-
Relationship between MLE and MAPStats 2019. 10. 4. 20:33
1. Overview
Both Maximum Likelihood Estimation (MLE) and Maximum A Posterior (MAP) are used to estimate parameters for a distribution. MLE is also widely used to estimate the parameters for a Machine Learning model, including Naïve Bayes and Logistic regression. It is so common and popular that sometimes people use MLE even without knowing much of it. For example, when fitting a Normal distribution to the dataset, people can immediately calculate sample mean and variance, and take them as the parameters of the distribution. Although MLE is a very popular method to estimate parameters, yet whether it is applicable in all scenarios? How does MLE work? What is the connection and difference between MLE and MAP? The purpose of this blog is to cover these questions.
2. Description
2.1 MLE
The goal of MLE is to infer Θ in the likelihood function p(X|Θ)
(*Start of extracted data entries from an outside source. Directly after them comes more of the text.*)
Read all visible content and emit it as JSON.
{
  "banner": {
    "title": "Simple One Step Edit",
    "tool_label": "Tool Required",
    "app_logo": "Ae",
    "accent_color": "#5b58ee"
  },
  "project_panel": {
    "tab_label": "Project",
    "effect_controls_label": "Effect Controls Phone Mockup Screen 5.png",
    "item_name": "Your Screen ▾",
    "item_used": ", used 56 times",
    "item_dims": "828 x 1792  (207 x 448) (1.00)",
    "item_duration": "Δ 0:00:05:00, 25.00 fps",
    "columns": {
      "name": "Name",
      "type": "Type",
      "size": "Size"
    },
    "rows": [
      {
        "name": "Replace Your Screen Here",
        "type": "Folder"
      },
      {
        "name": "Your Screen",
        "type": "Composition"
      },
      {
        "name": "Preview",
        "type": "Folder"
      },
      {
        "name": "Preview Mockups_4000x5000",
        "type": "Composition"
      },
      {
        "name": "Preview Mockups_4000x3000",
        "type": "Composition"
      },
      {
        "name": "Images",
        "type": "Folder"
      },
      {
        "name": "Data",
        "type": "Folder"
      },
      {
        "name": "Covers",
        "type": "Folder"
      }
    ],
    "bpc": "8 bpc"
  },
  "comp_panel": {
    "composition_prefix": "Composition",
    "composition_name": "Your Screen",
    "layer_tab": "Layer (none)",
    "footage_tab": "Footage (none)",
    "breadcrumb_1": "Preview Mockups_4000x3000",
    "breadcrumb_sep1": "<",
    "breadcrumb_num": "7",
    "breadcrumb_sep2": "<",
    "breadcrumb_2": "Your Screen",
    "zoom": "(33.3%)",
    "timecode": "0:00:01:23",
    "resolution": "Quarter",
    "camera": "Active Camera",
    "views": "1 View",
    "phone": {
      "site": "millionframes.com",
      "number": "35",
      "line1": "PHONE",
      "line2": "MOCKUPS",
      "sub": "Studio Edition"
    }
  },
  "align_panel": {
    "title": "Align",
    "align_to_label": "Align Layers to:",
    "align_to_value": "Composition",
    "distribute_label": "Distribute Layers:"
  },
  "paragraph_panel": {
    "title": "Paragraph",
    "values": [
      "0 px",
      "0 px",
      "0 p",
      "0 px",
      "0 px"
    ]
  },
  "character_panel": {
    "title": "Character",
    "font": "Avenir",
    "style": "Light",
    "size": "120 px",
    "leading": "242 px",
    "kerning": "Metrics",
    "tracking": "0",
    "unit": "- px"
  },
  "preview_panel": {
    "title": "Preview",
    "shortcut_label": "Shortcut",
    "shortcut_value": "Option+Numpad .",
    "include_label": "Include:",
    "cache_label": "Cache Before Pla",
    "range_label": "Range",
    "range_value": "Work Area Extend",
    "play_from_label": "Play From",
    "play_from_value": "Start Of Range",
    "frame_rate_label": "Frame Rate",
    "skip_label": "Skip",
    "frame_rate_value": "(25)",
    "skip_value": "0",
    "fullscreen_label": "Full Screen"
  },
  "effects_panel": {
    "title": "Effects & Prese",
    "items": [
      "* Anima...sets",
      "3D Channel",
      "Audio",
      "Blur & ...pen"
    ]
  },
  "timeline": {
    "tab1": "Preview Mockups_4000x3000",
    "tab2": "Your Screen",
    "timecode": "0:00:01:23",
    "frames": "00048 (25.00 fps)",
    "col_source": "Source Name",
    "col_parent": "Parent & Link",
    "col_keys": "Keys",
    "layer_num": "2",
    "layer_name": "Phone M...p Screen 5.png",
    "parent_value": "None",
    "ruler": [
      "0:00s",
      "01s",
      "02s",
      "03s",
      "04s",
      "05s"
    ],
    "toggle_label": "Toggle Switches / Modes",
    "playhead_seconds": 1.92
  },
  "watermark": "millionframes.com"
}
$$\underset{MLE}{\hat{\Theta }} = \underset{\Theta}{argmax } \, p(X|\Theta )$$
in the case where we have more than one experiments (say $X = \left \{ x_{1},x_{2},\cdots ,x_{N} \right \} $) and assume independence between individual training sets, we have the following likelihood:
$$p(X|\Theta )=\prod_{i=1}^{N}\, p(x_{i}|\Theta )=p(x_{1}|\Theta )p(x_{2}|\Theta )\cdots p(x_{N}|\Theta )$$
Using this framework, first we need to derive the log likelihood funcion, then maximize it by making a derivative equal to 0 with regard of Θ or by using various optimization algorithms such as Gradient Descent.
$$\underset{MLE}{\hat{\Theta}} = \underset{\Theta}{argmax } \, \sum_{i=1}^{N}ln\, p(X|\Theta )$$
Because of duality, maximize a log likelihood function equals to minimize a negative log likelihood. In Machine Learning, minimizing negative log likelihood is preferred. For example, it is used as loss function, cross entropy, in the Logistic Regression.
2.2 MAP
Recall, we could write posterior as a product of likelihood and prior using Bayes’ rule:
$$\underbrace{p(\theta |X)}_{A \ posterior \ probability}=\frac{\overbrace{P(X|\theta )}^{Likelihood}\overbrace{p(\theta )}^{A \ piror \ probability}}{\underbrace{P(X)}_{Marginal \ probability}}\propto p(X|\theta )p(\theta )$$
In the formula, $p(\theta |X )$ is posterior probability, $p(X|\theta )$ is likelihood, $p(\theta)$ is prior probability, and p(X) is evidence.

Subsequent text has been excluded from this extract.